Giles chuckled. “I’m too old to traipse about Scotland on a horse. You’ll feel cramped with those long legs of yours but, for a skinny fellow like me, a two-seater is ideal.” The narrow, pot-holed streets of Edinburgh made for a slow and bumpy ride. Ambrose gripped the edge of his seat as he and Giles were jostled against each other. But the carriage had its compensations. “At least we’re out of the cold wind,” he allowed. Giles nodded. “And the ride will be smoother when I replace the leather suspension straps with the newly-invented steel springs.” A few miles outside Edinburgh, the driver climbed down from his perch and coaxed the horse aboard the galley that plied the Queen’s ferry route across the Forth.

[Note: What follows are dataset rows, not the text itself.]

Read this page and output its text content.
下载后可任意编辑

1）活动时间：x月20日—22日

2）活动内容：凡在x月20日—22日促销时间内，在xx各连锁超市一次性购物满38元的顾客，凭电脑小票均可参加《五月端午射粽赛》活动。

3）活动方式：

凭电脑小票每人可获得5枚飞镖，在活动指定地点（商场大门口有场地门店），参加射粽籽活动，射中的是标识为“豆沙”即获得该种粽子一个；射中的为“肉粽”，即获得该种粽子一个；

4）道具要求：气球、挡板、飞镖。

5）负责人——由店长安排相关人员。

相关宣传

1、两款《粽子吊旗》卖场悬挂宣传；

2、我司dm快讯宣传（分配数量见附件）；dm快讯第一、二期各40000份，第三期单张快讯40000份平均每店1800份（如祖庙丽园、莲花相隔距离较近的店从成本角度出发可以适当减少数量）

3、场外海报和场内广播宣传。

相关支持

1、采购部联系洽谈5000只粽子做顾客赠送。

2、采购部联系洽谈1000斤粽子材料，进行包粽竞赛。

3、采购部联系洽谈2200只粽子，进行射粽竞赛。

Giles suggested they remain inside the berlin. “Too windy out,” he observed, spreading a woollen rug over their legs. “I plan to nap for an hour.” “What about the driver?” Ambrose asked. “Rob will be fine. He doesn’t feel the cold, and he’ll tuck himself into the suspension at the back.” Glad he wasn’t out in the wind with the hardy Rob, Ambrose blew on his fingers and folded his arms across his chest in an effort to keep warm. Listening to Giles’ snoring, he began to question why he was heading off to Perth. It would likely be even colder there, whereas Christmas in the comfortable and admittedly opulent Pendray manor house consisted of joyful gatherings around a hearty fire. They’d catch up on each other’s lives, play parlor games, drink copious amounts of mulled wine and stuff themselves with rich food until they couldn’t move a muscle.

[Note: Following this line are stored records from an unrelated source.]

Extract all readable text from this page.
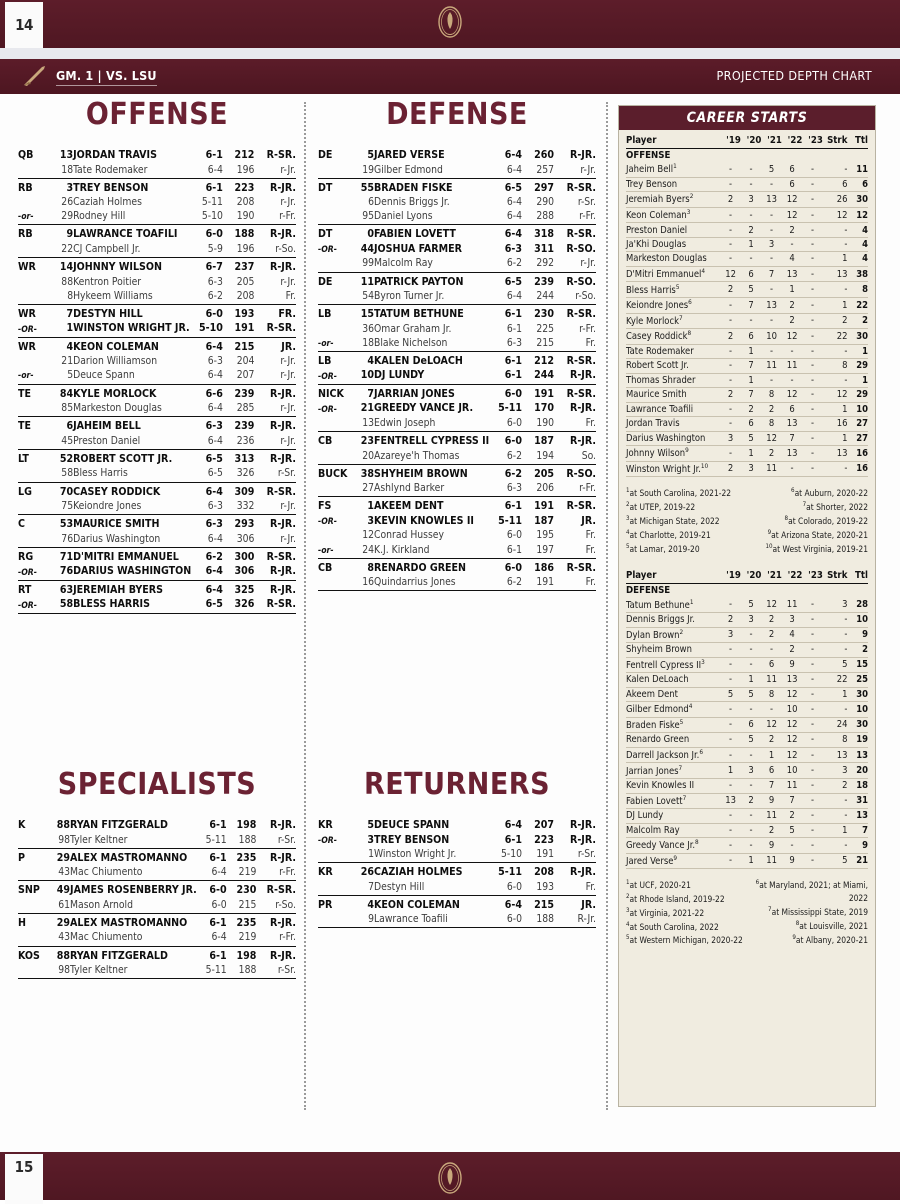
14
GM. 1 | VS. LSU	PROJECTED DEPTH CHART
OFFENSE
QB	13	JORDAN TRAVIS	6-1	212	R-SR.
	18	Tate Rodemaker	6-4	196	r-Jr.
RB	3	TREY BENSON	6-1	223	R-JR.
	26	Caziah Holmes	5-11	208	r-Jr.
-or-	29	Rodney Hill	5-10	190	r-Fr.
RB	9	LAWRANCE TOAFILI	6-0	188	R-JR.
	22	CJ Campbell Jr.	5-9	196	r-So.
WR	14	JOHNNY WILSON	6-7	237	R-JR.
	88	Kentron Poitier	6-3	205	r-Jr.
	8	Hykeem Williams	6-2	208	Fr.
WR	7	DESTYN HILL	6-0	193	FR.
-OR-	1	WINSTON WRIGHT JR.	5-10	191	R-SR.
WR	4	KEON COLEMAN	6-4	215	JR.
	21	Darion Williamson	6-3	204	r-Jr.
-or-	5	Deuce Spann	6-4	207	r-Jr.
TE	84	KYLE MORLOCK	6-6	239	R-JR.
	85	Markeston Douglas	6-4	285	r-Jr.
TE	6	JAHEIM BELL	6-3	239	R-JR.
	45	Preston Daniel	6-4	236	r-Jr.
LT	52	ROBERT SCOTT JR.	6-5	313	R-JR.
	58	Bless Harris	6-5	326	r-Sr.
LG	70	CASEY RODDICK	6-4	309	R-SR.
	75	Keiondre Jones	6-3	332	r-Jr.
C	53	MAURICE SMITH	6-3	293	R-JR.
	76	Darius Washington	6-4	306	r-Jr.
RG	71	D'MITRI EMMANUEL	6-2	300	R-SR.
-OR-	76	DARIUS WASHINGTON	6-4	306	R-JR.
RT	63	JEREMIAH BYERS	6-4	325	R-JR.
-OR-	58	BLESS HARRIS	6-5	326	R-SR.
DEFENSE
DE	5	JARED VERSE	6-4	260	R-JR.
	19	Gilber Edmond	6-4	257	r-Jr.
DT	55	BRADEN FISKE	6-5	297	R-SR.
	6	Dennis Briggs Jr.	6-4	290	r-Sr.
	95	Daniel Lyons	6-4	288	r-Fr.
DT	0	FABIEN LOVETT	6-4	318	R-SR.
-OR-	44	JOSHUA FARMER	6-3	311	R-SO.
	99	Malcolm Ray	6-2	292	r-Jr.
DE	11	PATRICK PAYTON	6-5	239	R-SO.
	54	Byron Turner Jr.	6-4	244	r-So.
LB	15	TATUM BETHUNE	6-1	230	R-SR.
	36	Omar Graham Jr.	6-1	225	r-Fr.
-or-	18	Blake Nichelson	6-3	215	Fr.
LB	4	KALEN DeLOACH	6-1	212	R-SR.
-OR-	10	DJ LUNDY	6-1	244	R-JR.
NICK	7	JARRIAN JONES	6-0	191	R-SR.
-OR-	21	GREEDY VANCE JR.	5-11	170	R-JR.
	13	Edwin Joseph	6-0	190	Fr.
CB	23	FENTRELL CYPRESS II	6-0	187	R-JR.
	20	Azareye'h Thomas	6-2	194	So.
BUCK	38	SHYHEIM BROWN	6-2	205	R-SO.
	27	Ashlynd Barker	6-3	206	r-Fr.
FS	1	AKEEM DENT	6-1	191	R-SR.
-OR-	3	KEVIN KNOWLES II	5-11	187	JR.
	12	Conrad Hussey	6-0	195	Fr.
-or-	24	K.J. Kirkland	6-1	197	Fr.
CB	8	RENARDO GREEN	6-0	186	R-SR.
	16	Quindarrius Jones	6-2	191	Fr.
SPECIALISTS
K	88	RYAN FITZGERALD	6-1	198	R-JR.
	98	Tyler Keltner	5-11	188	r-Sr.
P	29	ALEX MASTROMANNO	6-1	235	R-JR.
	43	Mac Chiumento	6-4	219	r-Fr.
SNP	49	JAMES ROSENBERRY JR.	6-0	230	R-SR.
	61	Mason Arnold	6-0	215	r-So.
H	29	ALEX MASTROMANNO	6-1	235	R-JR.
	43	Mac Chiumento	6-4	219	r-Fr.
KOS	88	RYAN FITZGERALD	6-1	198	R-JR.
	98	Tyler Keltner	5-11	188	r-Sr.
RETURNERS
KR	5	DEUCE SPANN	6-4	207	R-JR.
-OR-	3	TREY BENSON	6-1	223	R-JR.
	1	Winston Wright Jr.	5-10	191	r-Sr.
KR	26	CAZIAH HOLMES	5-11	208	R-JR.
	7	Destyn Hill	6-0	193	Fr.
PR	4	KEON COLEMAN	6-4	215	JR.
	9	Lawrance Toafili	6-0	188	R-Jr.
CAREER STARTS
Player	'19	'20	'21	'22	'23	Strk	Ttl
OFFENSE							
Jaheim Bell$^1$	-	-	5	6	-	-	11
Trey Benson	-	-	-	6	-	6	6
Jeremiah Byers$^2$	2	3	13	12	-	26	30
Keon Coleman$^3$	-	-	-	12	-	12	12
Preston Daniel	-	2	-	2	-	-	4
Ja'Khi Douglas	-	1	3	-	-	-	4
Markeston Douglas	-	-	-	4	-	1	4
D'Mitri Emmanuel$^4$	12	6	7	13	-	13	38
Bless Harris$^5$	2	5	-	1	-	-	8
Keiondre Jones$^6$	-	7	13	2	-	1	22
Kyle Morlock$^7$	-	-	-	2	-	2	2
Casey Roddick$^8$	2	6	10	12	-	22	30
Tate Rodemaker	-	1	-	-	-	-	1
Robert Scott Jr.	-	7	11	11	-	8	29
Thomas Shrader	-	1	-	-	-	-	1
Maurice Smith	2	7	8	12	-	12	29
Lawrance Toafili	-	2	2	6	-	1	10
Jordan Travis	-	6	8	13	-	16	27
Darius Washington	3	5	12	7	-	1	27
Johnny Wilson$^9$	-	1	2	13	-	13	16
Winston Wright Jr.$^{10}$	2	3	11	-	-	-	16
$^1$at South Carolina, 2021-22
$^2$at UTEP, 2019-22
$^3$at Michigan State, 2022
$^4$at Charlotte, 2019-21
$^5$at Lamar, 2019-20
$^6$at Auburn, 2020-22
$^7$at Shorter, 2022
$^8$at Colorado, 2019-22
$^9$at Arizona State, 2020-21
$^{10}$at West Virginia, 2019-21
Player	'19	'20	'21	'22	'23	Strk	Ttl
DEFENSE							
Tatum Bethune$^1$	-	5	12	11	-	3	28
Dennis Briggs Jr.	2	3	2	3	-	-	10
Dylan Brown$^2$	3	-	2	4	-	-	9
Shyheim Brown	-	-	-	2	-	-	2
Fentrell Cypress $II^3$	-	-	6	9	-	5	15
Kalen DeLoach	-	1	11	13	-	22	25
Akeem Dent	5	5	8	12	-	1	30
Gilber Edmond$^4$	-	-	-	10	-	-	10
Braden Fiske$^5$	-	6	12	12	-	24	30
Renardo Green	-	5	2	12	-	8	19
Darrell Jackson Jr.$^6$	-	-	1	12	-	13	13
Jarrian Jones$^7$	1	3	6	10	-	3	20
Kevin Knowles II	-	-	7	11	-	2	18
Fabien Lovett$^7$	13	2	9	7	-	-	31
DJ Lundy	-	-	11	2	-	-	13
Malcolm Ray	-	-	2	5	-	1	7
Greedy Vance Jr.$^8$	-	-	9	-	-	-	9
Jared Verse$^9$	-	1	11	9	-	5	21
$^1$at UCF, 2020-21
$^2$at Rhode Island, 2019-22
$^3$at Virginia, 2021-22
$^4$at South Carolina, 2022
$^5$at Western Michigan, 2020-22
$^6$at Maryland, 2021; at Miami, 2022
$^7$at Mississippi State, 2019
$^8$at Louisville, 2021
$^9$at Albany, 2020-21
15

He hadn’t reunited with his brothers and sisters, aunts and uncles since Easter, and he’d missed them. If he went to Perth, he might not even make it home in time for Hogmanay, an even bigger celebration than Christmas. The idea of assisting with the care of men wounded in battle bordered on the foolhardy. He’d worked with patients in Edinburgh hospitals when practicums were assigned, but the worst problem he’d dealt with unsupervised was a septic carbuncle on an unmentionable part of a portly gentleman’s anatomy. He’d taken a goodly amount of ribbing from fellow students over that episode. As the icy gusts buffeted the berlin, the leather suspension straps creaked and whined. “The wind’s filling the sails,” he muttered. “Should make for a shorter crossing.” Giles slept on.